Tuesday, July 15, 2014

The Exploratorium

The Exploratorium is a museum of science, art, and human perception located at Pier 15 in San Francisco, California. It believes that curiosity and asking questions can lead to amazing moments of discovery, learning and awareness, and can increase our confidence in our abilities to understand how the world works. Being playful and having fun is also an important part of the process for people of all ages.
The Exploratorium makes science visible, touchable, and accessible to a wide variety of people to make them explore the ways of learning and teaching science education worldwide, and supports others in their efforts to transform science teaching and learning.
It also provides learners with opportunities to directly observe and manipulate natural phenomena, and believes by doing that, it will encourage learners to ask and investigate their own questions and to test, modify, or expand their ideas and explanations about how the world works.
The professional development programs in the Exploratorium provide educators with the skills, tools, and support they need to apply inquiry-based learning and teaching in their classes.
The museum creates, experiments, tests, and builds nearly everything at the Exploratorium, and we can see hundreds of exhibits displayed made from the Exploratorium shop.
A community of more than four hundred Exploratorium staff members—scientists, artists, educators, exhibit developers, writers, designers, and more—make up its creative and administrative core. They all work together constantly to brainstorm, evaluate, create, and invent the Exploratorium.
The Exploratorium was the innovation of Frank Oppenheimer. At various times, Frank was a professor, a high school teacher, a cattle rancher, and an experimental physicist.

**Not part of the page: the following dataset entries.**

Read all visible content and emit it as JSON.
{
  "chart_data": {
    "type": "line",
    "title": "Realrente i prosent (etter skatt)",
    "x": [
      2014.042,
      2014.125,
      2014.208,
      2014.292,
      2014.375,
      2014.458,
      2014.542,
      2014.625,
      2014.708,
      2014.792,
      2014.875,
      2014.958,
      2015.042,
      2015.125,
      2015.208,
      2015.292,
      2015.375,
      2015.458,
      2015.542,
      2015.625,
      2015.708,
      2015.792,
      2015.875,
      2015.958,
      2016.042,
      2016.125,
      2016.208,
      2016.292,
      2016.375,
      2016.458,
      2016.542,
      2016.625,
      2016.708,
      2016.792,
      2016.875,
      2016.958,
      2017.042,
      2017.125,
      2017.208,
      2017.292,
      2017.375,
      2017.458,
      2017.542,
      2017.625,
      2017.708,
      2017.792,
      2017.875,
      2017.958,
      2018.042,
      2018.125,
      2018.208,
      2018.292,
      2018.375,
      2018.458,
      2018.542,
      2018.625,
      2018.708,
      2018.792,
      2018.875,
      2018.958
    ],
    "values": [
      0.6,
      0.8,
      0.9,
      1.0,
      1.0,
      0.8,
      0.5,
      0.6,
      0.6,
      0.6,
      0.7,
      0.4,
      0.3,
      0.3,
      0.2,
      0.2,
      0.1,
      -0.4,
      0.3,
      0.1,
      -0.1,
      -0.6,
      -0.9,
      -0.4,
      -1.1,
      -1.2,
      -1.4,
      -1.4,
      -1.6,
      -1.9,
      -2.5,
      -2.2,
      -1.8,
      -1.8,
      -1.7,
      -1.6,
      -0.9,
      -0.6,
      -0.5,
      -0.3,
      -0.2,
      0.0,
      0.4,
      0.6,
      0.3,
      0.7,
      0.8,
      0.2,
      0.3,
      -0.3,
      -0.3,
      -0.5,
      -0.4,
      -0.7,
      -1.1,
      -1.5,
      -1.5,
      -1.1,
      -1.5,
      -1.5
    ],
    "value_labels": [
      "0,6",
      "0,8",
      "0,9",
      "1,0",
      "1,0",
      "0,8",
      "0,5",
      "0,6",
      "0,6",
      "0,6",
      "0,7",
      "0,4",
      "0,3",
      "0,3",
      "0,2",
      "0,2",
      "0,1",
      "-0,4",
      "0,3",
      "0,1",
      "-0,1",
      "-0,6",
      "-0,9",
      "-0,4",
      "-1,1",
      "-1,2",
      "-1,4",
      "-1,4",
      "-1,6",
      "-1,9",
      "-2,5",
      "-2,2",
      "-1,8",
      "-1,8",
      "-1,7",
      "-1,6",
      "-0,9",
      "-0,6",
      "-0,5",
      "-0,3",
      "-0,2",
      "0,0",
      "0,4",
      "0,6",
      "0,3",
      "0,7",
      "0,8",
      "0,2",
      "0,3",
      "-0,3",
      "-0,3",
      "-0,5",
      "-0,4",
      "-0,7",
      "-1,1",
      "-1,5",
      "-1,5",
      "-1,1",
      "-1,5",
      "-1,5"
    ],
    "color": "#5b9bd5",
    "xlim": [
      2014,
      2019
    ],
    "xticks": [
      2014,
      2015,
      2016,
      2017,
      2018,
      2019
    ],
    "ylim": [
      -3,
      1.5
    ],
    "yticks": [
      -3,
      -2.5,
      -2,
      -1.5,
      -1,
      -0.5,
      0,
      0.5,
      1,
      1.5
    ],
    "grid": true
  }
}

While teaching at a university, Frank developed a “library of experiments” that enabled his students to explore scientific phenomena at their own pace, following their own curiosity. Alarmed by the public’s lack of understanding of science and technology, Frank used this model to create the Exploratorium, believing that visitors could learn about natural phenomena and also gain confidence in their ability to understand the world around them. This was a groundbreaking idea for a science museum in 1969 when the Exploratorium opened.